The second news item that catches my eye today is Waymon Hudson’s “Domestic Partnership Benefits? They Are after Those, Too.” Pam Spaulding has linked to this article from the Bilerico blog (www.pamshouseblend.com/showDiary.do;jsessionid=9B4E72CF65BC6F88AFBF6F2B8A4B7C50?diaryId=8355).

Hudson reports alarming, but not unexpected, news from the the Florida Family Association, one of the groups that led the fight for amendment 2 outlawing gay marriage, in Florida. Hudson notes that David Caton, executive director of FFA, recently informed the Miami Herald,

We're going to use the momentum from the marriage amendment to speak to the fact that most people in this state don't want a recognition of that type of relationship.
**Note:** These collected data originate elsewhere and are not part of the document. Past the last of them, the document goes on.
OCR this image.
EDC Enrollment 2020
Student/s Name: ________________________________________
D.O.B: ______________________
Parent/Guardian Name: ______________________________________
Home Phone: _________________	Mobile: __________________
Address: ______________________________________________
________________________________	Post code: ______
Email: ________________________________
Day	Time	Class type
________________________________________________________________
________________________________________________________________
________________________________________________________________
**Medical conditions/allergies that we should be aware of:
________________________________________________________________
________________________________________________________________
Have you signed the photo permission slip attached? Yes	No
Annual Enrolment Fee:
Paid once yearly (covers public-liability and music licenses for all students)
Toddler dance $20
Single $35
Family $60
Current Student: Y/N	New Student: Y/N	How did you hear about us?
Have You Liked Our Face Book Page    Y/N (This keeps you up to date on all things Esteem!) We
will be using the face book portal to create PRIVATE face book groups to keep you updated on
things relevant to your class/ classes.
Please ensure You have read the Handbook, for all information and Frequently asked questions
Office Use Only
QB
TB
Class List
At this time of economic stress, our government should not be providing benefits to nonemployees on the basis of their sexual relationships.

As Hudson points out, during the months leading up to the vote in Florida, FFA and other groups advocating for a ban on gay marriage in the state claimed that they were not trying to abolish health benefits and hospital visitation rights for gay couples. Now, as he says, “the truth comes out.” The goal of these initiatives against gay marriage is to roll back as many rights as possible from gay citizens.

We who are gay would be foolish in the extreme if we did not recognize that this is the game plan of those using gay lives and gay human beings to make political points. “[M]ost people in this state don't want a recognition of that type of relationship”: the ultimate objective of those using gay persons in these ugly political battles is to tell us that we are unwelcome, and should return to the closet in order to make our fellow citizens comfortable.

If we do not intend to do that—and I, for one, don’t—then we need to push for the kind of national conversation for which I’m advocating under the new administration. If the Obama administration does not make human rights—and, in particular, gay rights, because it is in the lives of gay citizens that human rights are most threatened in American society today—a centerpiece of its program of change, then the change promised us is not going to accomplish what we expect. Not for gay citizens. Not for the nation as a whole.